Bioactive Components of Leafy Vegetable Edible Amaranth (Amaranthus mangostanus L.) as Affected by Home Cooking Manners
2014
The objective of the current study is to investigate how home cooking, a common way for many societies to prepare vegetables before consumption, affect bioactive components and antioxidant capacities of a commonly consumed leafy vegetable edible amaranth. The amaranth was cooked by simmering, boiling, frying, blanching and steaming. The contents of total phenolics, anthocyanins, L-ascorbic acid, carotenoids, lutein, beta carotene and ferric reducing antioxidant power (FRAP) of edible amaranth were determined after the cooking by colorimetric assays. Home cooking proved to degrade anthocyanins but increased carotenoids.
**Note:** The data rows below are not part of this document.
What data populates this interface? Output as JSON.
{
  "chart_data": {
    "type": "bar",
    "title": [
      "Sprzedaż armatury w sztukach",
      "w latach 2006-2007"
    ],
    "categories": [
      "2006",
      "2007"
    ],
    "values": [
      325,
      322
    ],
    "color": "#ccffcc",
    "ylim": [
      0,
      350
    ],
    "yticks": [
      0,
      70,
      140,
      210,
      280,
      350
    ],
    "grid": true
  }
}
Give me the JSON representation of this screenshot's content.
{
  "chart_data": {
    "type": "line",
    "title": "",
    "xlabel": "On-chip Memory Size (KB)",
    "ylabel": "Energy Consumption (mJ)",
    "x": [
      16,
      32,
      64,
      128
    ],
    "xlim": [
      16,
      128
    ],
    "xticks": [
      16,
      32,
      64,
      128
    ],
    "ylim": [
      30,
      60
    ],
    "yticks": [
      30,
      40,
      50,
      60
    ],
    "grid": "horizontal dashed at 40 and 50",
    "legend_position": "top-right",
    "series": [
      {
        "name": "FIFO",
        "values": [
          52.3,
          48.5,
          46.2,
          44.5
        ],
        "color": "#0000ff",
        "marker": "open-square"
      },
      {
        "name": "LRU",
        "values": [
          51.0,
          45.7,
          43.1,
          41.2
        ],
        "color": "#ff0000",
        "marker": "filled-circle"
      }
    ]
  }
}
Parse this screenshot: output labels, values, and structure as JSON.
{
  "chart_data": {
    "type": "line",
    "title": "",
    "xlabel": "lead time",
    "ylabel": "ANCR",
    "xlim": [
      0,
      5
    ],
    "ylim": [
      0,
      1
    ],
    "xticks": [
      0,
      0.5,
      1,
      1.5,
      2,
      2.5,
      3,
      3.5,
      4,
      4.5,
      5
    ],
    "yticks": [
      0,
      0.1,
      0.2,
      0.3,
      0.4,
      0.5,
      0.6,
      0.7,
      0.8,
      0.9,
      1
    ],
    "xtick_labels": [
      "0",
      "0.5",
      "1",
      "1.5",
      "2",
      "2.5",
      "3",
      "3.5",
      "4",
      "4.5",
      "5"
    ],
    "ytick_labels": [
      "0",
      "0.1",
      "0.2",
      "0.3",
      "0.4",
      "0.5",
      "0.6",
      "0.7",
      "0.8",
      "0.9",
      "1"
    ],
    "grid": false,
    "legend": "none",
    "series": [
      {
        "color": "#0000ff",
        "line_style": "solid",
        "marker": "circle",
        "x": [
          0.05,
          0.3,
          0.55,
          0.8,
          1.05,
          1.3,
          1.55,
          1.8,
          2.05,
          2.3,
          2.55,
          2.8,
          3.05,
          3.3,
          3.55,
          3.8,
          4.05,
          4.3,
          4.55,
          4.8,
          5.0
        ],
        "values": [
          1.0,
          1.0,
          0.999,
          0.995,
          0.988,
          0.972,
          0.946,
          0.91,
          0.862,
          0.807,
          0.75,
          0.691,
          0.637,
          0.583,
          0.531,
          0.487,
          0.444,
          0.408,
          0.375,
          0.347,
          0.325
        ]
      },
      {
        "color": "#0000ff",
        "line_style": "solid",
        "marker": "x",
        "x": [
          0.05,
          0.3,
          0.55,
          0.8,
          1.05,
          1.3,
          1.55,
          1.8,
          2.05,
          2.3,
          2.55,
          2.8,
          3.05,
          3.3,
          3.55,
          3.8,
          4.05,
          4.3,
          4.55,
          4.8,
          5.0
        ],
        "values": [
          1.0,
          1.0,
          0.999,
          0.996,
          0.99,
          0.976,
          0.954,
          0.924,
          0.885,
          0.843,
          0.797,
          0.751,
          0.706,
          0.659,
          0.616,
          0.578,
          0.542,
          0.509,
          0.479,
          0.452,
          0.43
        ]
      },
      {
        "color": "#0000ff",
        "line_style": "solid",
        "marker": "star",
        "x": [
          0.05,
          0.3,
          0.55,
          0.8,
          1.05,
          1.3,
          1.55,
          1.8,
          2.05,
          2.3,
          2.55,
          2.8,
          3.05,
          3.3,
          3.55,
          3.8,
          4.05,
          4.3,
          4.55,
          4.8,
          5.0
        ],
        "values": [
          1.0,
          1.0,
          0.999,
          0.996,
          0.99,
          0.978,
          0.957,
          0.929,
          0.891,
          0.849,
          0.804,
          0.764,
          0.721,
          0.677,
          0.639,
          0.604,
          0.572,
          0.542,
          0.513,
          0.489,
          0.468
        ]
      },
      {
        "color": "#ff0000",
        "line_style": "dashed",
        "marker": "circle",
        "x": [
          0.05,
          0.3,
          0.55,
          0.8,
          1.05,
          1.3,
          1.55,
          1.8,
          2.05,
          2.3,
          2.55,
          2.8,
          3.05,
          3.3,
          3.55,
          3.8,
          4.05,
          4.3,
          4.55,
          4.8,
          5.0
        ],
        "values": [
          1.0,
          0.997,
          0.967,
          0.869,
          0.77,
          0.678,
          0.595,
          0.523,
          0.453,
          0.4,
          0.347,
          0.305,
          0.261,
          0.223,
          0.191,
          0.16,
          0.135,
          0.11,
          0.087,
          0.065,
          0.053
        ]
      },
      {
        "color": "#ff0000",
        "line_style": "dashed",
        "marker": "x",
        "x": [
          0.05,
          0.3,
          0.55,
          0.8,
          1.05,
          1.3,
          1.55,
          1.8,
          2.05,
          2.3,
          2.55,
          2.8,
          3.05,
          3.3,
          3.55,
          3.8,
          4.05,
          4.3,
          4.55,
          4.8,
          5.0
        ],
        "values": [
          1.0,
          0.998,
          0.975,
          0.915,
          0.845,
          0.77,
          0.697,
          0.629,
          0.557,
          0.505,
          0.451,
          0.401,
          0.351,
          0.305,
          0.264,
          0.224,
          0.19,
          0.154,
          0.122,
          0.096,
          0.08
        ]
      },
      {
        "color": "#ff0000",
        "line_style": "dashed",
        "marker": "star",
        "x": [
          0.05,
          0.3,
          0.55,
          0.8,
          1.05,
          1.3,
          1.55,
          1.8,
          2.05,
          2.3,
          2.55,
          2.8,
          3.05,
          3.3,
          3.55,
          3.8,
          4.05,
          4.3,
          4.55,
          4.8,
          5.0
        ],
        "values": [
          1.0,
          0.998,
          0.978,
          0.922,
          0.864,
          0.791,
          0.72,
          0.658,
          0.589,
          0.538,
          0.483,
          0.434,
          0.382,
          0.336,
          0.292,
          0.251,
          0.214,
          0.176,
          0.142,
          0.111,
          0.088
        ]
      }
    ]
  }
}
Steaming increased total phenol content (TPC) about 50% while simmering reduced 31.1% of TPC. Simmering, frying and blanching deduced L-ascorbic acid content by 18.6%, 17.2%, and 14.0%, respectively. Steaming increased L-ascorbic acid by 21.7%. Both lutein and beta-carotene content was reduced by frying but increased by other methods. FRAP values of cooked vegetable were higher than the raw counterpart, which indicated the cooking increased the antioxidant capacities of the edible amaranth.